If it reverts back to the pre-2017 brackets, it means that every taxpayer might need to look at their spending because they could pay up to 4 percent more in taxes unless the provisions are extended within the next two years or so.
An expiration of the plan will have major impacts on estate and gift taxes for individuals. The measure doubled the gift and estate tax exemptions, raising it to $11.18 million in 2018 from $5.49 million in 2017.
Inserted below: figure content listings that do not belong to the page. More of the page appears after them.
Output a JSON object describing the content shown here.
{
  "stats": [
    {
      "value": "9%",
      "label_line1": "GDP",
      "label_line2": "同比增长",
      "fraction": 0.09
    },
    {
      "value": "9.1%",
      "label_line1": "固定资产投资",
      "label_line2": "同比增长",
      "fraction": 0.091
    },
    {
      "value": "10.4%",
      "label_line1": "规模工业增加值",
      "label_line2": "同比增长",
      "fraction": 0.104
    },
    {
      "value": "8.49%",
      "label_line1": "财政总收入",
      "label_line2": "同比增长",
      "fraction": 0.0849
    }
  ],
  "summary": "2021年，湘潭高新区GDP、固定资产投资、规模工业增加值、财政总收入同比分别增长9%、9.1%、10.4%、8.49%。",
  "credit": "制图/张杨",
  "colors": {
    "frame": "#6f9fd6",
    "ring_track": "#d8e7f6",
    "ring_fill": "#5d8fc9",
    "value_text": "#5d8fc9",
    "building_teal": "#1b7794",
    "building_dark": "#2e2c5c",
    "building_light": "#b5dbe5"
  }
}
When adjusted for inflation, the exemption now stands at $12.92 million, meaning that an individual can pass that amount in assets without paying federal gift or estate taxes.
As for standard deductions, less income is subject to being taxed under the Tax Cuts and Jobs Act (TCJA). It increased that deduction to $12,000 for single filers from $6,5000, $24,000 for joint filers or up from $13,000 pre-2017, and $18,000 for the heads of a household, which is up from $9,550, according to the Tax Foundation.
The vast majority of Americans, according to a Forbes estimate, opt to use the standard deduction when filing their taxes. That’s opposed to using itemized deductions.
Warning
Julio Gonzales, tax professional and the CEO of Engineered Tax Services, warned in an editorial that Congress faces the “harsh reality” of potentially rescinding the tax cuts, which would cause havoc for numerous businesses and families.“We are in a situation in which many American families and businesses are hanging on by a thread. Letting the non-permanent provisions of the TCJA expire could be catastrophic to our overall economy and the well-being of many working families,” Mr. Gonzalez wrote for RealClearPolitics.
His editorial then warned that “individuals seeking to preserve their wealth and businesses should begin financial planning around the expiration of the non-permanent provisions of the TCJA” and to “plan for the worst and hope for the best, as they say.”
“The bottom line? If you think the economy is bad now, it’s going to get a lot worse if Congress lets the non-permanent provisions of the TCJA expire,'” he stated. “We must demand that our elected representatives don’t allow this to happen.”